Hobson-Jobson is the dictionary’s short and mysterious title.
The subtitle reveals more: “A glossary of colloquial Anglo-Indian words and phrases, and of kindred terms etymological, historical, geographical and discursive. By Colonel Henry Yule and AC Burnell.”
I’ve had a soft spot in my heart for Hobson-Jobson ever since I picked up a cheap facsimile reprint edition more than a decade ago.
As a young dictionary buff with an interest in the languages of South and Southeast Asia, I was enthralled by this sweeping work of colonial scholarship on the “Anglo-Indian tongue.”
Henry Yule and A.C. Burnell catalogued not just words from the Indian subcontinent that had worked their way into English but also colonial-era introductions from Malay, Persian, Arabic, Chinese, and other Eastern languages. Its two editions (in 1886 and 1903) were influential on other dictionaries, especially the Oxford English Dictionary, which borrowed heavily from Hobson-Jobson for etymological information and historical examples of Asian loanwords.
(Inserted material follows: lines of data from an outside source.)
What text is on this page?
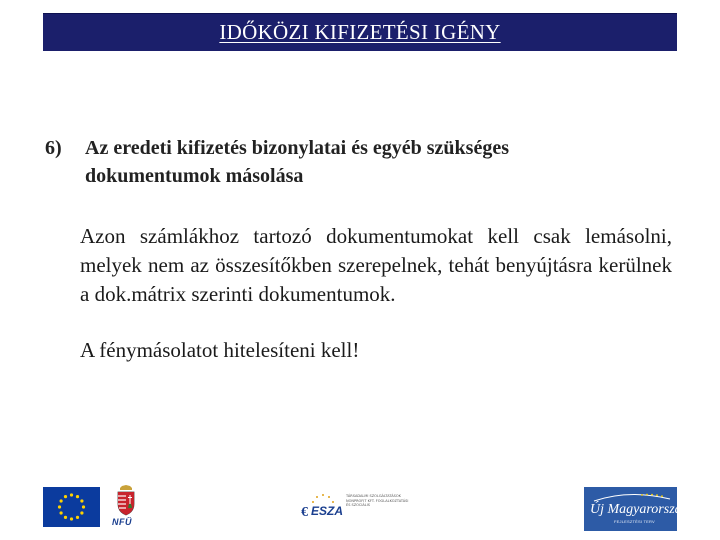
IDŐKÖZI KIFIZETÉSI IGÉNY
6) Az eredeti kifizetés bizonylatai és egyéb szükséges dokumentumok másolása
Azon számlákhoz tartozó dokumentumokat kell csak lemásolni, melyek nem az összesítőkben szerepelnek, tehát benyújtásra kerülnek a dok.mátrix szerinti dokumentumok.
A fénymásolatot hitelesíteni kell!
NFÜ
€ ESZA
TÁRSADALMI SZOLGÁLTATÁSOK NONPROFIT KFT. FOGLALKOZTATÁSI ÉS SZOCIÁLIS	Új Magyarország
FEJLESZTÉSI TERV
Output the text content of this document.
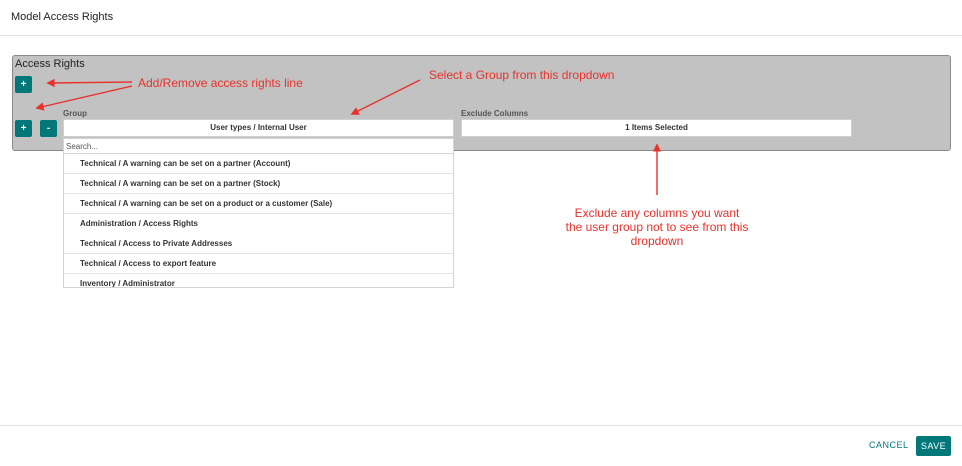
Model Access Rights
Access Rights
+
+	-
Group
User types / Internal User
Exclude Columns
1 Items Selected
Search...
Technical / A warning can be set on a partner (Account)
Technical / A warning can be set on a partner (Stock)
Technical / A warning can be set on a product or a customer (Sale)
Administration / Access Rights
Technical / Access to Private Addresses
Technical / Access to export feature
Inventory / Administrator
Add/Remove access rights line
Select a Group from this dropdown
Exclude any columns you want
the user group not to see from this
dropdown
CANCEL	SAVE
So what’s up with that name? In the preface, Yule explains how he and Burnell hit upon the title:
If the reader will turn to Hobson-Jobson in the Glossary itself, he will find that phrase, though now rare and moribund, to be a typical and delightful example of that class of Anglo-Indian argot which consists of Oriental words highly assimilated, perhaps by vulgar lips, to the English vernacular; whilst it is the more fitted to our book, conveying, as it may, a veiled intimation of dual authorship.
And in the dictionary itself, Hobson-Jobson is described as an Anglicization of “Ya Hasan, ya Husain!” — the wail of Shi’i (and sometimes Sunni) Muslims during Muharram, the procession commemorating the martyrdom of Ali’s two sons Hasan and Husain.